Natitingou Benin West Africa
Monday, September 25, 2006

Rooting around in the encyclopedia for Somba, I came up with a term for the cuts or scars on the peoples faces. They call it Scarification, go figure;

- Scarification is the practice of cutting the skin and introducing irritants into the wound to produce a permanent scar. Although rarely practiced today, scarification has a long tradition in many African cultures, and these traditional markings continue to appear on carved statues and pottery figures. Most scars were made on the face, back, chest, or around the navel. Scarification could indicate status or ethnic affiliation, or it could offer protection against harmful spirits. For example, among the Somba people of Benin and Togo, in western Africa, scarification indicated a person’s stage in life. An individual received his or her first marks at the age of 14, signifying the transition from childhood to adulthood. -

It says above,
- Although rarely practiced today. -

I would have to disagree whole-heartedly with this one, I see it everywhere and anywhere, hard to photograph because the people are not too excited, but I have many already in the blog.

I believe this woman is Fon, she lived in a small village between Bassila and Natitingou Benin West Africa, most likely Fon, however never can be sure until lots of probing. However, I am 95 percent sure, the cheek a has a cut on it, the soldier that was sitting in the cattle car had one that went up his nose, over the bridge and down the other side.

Scars are easy to see, and numerous in small villages.

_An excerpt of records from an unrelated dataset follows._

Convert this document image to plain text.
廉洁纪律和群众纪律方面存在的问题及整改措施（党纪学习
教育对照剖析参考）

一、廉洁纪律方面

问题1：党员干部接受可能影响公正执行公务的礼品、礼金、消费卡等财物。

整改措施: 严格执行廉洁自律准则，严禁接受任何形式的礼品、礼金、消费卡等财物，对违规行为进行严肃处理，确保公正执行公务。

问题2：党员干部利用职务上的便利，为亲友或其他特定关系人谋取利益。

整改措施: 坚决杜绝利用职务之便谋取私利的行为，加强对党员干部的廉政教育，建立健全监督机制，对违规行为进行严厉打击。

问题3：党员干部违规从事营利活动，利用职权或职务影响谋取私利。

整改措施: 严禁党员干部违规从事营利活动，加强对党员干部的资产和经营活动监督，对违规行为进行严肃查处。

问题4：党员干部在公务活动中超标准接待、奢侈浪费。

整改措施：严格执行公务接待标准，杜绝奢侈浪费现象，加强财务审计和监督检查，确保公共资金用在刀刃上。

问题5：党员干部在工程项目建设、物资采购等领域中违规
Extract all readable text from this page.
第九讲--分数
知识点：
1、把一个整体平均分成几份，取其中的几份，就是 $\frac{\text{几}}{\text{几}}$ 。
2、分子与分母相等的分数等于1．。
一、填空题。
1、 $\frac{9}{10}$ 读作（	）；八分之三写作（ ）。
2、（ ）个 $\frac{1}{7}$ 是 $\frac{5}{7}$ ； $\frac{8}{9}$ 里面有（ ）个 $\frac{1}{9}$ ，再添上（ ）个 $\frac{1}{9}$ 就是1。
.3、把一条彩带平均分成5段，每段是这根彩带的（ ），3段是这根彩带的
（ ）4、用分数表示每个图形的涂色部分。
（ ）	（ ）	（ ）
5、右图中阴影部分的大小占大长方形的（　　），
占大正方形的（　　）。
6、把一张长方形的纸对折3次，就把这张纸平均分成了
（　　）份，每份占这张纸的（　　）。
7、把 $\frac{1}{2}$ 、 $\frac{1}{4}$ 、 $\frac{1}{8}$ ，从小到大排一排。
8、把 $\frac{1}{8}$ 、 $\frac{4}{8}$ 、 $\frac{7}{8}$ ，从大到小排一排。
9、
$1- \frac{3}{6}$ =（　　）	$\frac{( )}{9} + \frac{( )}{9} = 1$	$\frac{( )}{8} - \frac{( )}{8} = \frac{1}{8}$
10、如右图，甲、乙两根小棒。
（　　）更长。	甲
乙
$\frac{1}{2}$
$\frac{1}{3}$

The type of cut helps to determine the village or tribe, language. I am being hopefully loose in this, it is not as distinct as maybe the Guatemala clothing, however it may be distinct with different groups, there is definite a problem separating them as the culture bleed together. The more common tribal affair is the now the Islamic versus the Catholic, and the dress and style of clothes is worn to distinguish on the too serious ones.